Reputation: 29987
I have a file from which I need to extract one piece of data, delimited by (possibly) multiline fixed patterns
some data ... [my opening pattern
is here
and can be multiline] the data
I want to extract [my ending
pattern which can be
multiline as well] ... more data
These patterns are fixed in the sense that the content is always the same, except that it can include new lines between words.
The solution would be simple if I had the assurance that my pattern will be predictably formatted but do not.
Is there a way to match such "patterns" to a stream?
There is a question which is an almost duplicate and the answers point towards buffering the input. The difference in my case is that I know exact strings in the pattern, except that the words are possibly also delimited by a newline (so no need for \w*
kind of matches)
Upvotes: 2
Views: 1408
Reputation: 4504
Are you looking for this?
>>> import re
>>> data = """
... some data ... [my opening pattern
... is here
... and can be multiline] the data
... I want to extract [my ending
... pattern which can be
... multiline as well] ... more data
... """
>>> re.findall('\[[^]]*\]\s+([^[]+)\s+\[[^]]+\]', data)
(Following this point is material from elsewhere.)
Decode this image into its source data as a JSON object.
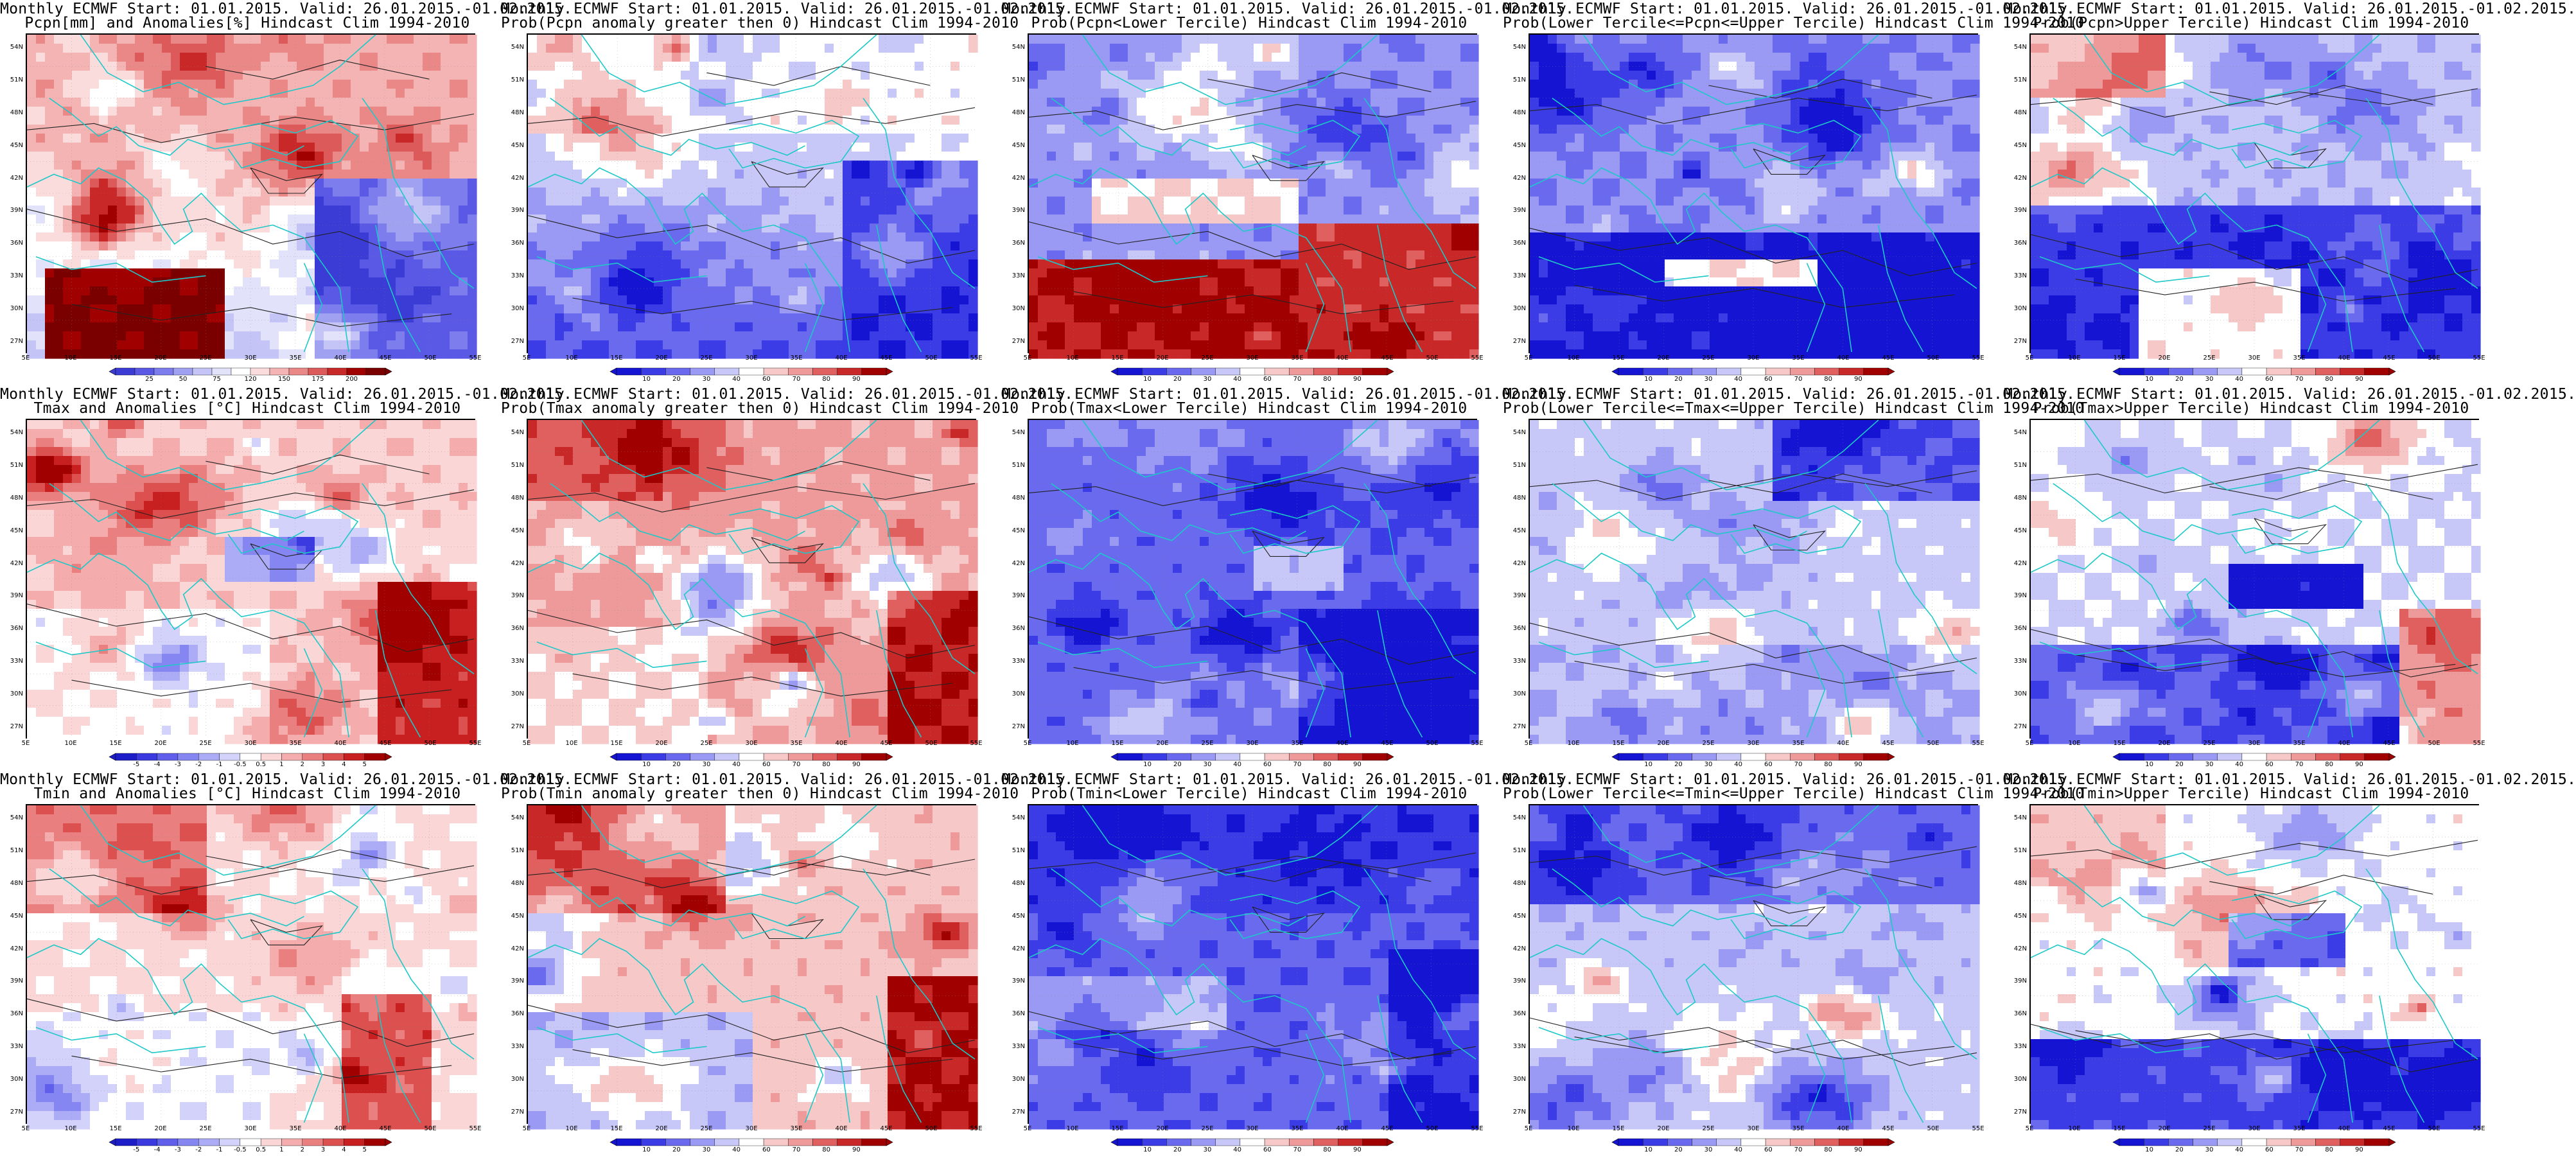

['the data \nI want to extract']
UPDATE To read a large file into chunks, I suggest the following approach:
## The following was modified based on ChrisA's code in
## http://www.gossamer-threads.com/lists/python/python/1242366.
## Titled " How to read from a file to an arbitrary delimiter efficiently?"
import re
class ChunkIter:
def __init__(self, f, delim):
""" f: file object
delim: regex pattern"""
self.f = f
self.delim = re.compile(delim)
self.buffer = ''
self.part = '' # the string to return
def read_to_delim(self):
"""Return characters up to the last delim, or None if at EOF"""
while "delimiter not found":
b = self.f.read(256)
if not b: # if EOF
self.part = None
break
# Continue reading to buffer
self.buffer += b
# Try regex split the buffer string
parts = self.delim.split(self.buffer)
# If pattern is found
if parts[:-1]:
# Retrieve the string up to the last delim
self.part = ''.join(parts[:-1])
# Reset buffer string
self.buffer = parts[-1]
break
return self.part
if __name__ == '__main__':
with open('input.txt', 'r') as f:
chunk = ChunkIter(f, '(\[[^]]*\]\s+(?:[^[]+)\s+\[[^]]+\])')
while chunk.read_to_delim():
print re.findall('\[[^]]*\]\s+([^[]+)\s+\[[^]]+\]', chunk.part)
print 'job done.'
Upvotes: 2